1. yalanları tespit et
Önünde olduklarını fark etme konusunda üstün bir yeteneğe sahip bir dizi insan olduğuna dair popüler bir inanç var. sana yalan söyleyen biri. Efsane böyle olmasa da, 1999 yılında Amerika Birleşik Devletleri'nde yapılan bir soruşturmanın bu Başkalarının yalanlarını daha iyi algılayabilen insanlar, ön lobda, yarım kürede ciddi beyin hasarına sahipti. ayrıldı.
Bu yaralanmalar dil becerilerinde azalmaya neden olur, bu bir beceri ile telafi ettikleri bir handikaptır. başkalarının sözlü olmayan dillerini incelemede üstündürler ve bu telafi sayesinde yalanlar.
2. Subliminal mesajlar: işe yarıyor mu?
Halk arasında buna inanılıyor bilinçaltı mesajlar (bilinçsizce algıladığımız)

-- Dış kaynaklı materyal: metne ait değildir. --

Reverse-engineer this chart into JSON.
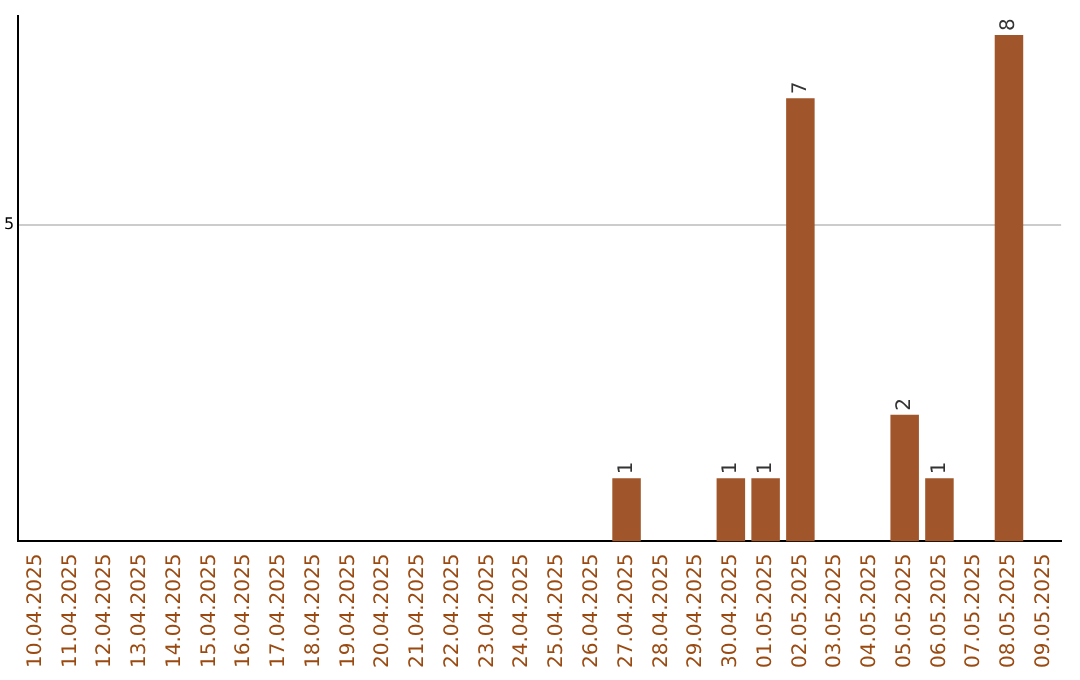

bu tür değişikliklerin meydana geldiğinin farkında bile olmadan davranışlarımızda değişiklikler yaratabilirler; onlar üzerinde kontrol yok.1957'de, yayıncı James Vicary, belirli bilinçaltı mesajların bir ekrana yansıtılması durumunda "Tatlı ye" veya "Coca-Cola İç" tarzında, bu ürünlere daha fazla talep ve dolayısıyla satışlarda artış meydana geldi. Ancak, bundan sonra hiç kimse bu sonuçları doğrulayamadıve gerçek şu ki, 1962'de James Vicary soruşturmayı manipüle ettiğini kabul etti.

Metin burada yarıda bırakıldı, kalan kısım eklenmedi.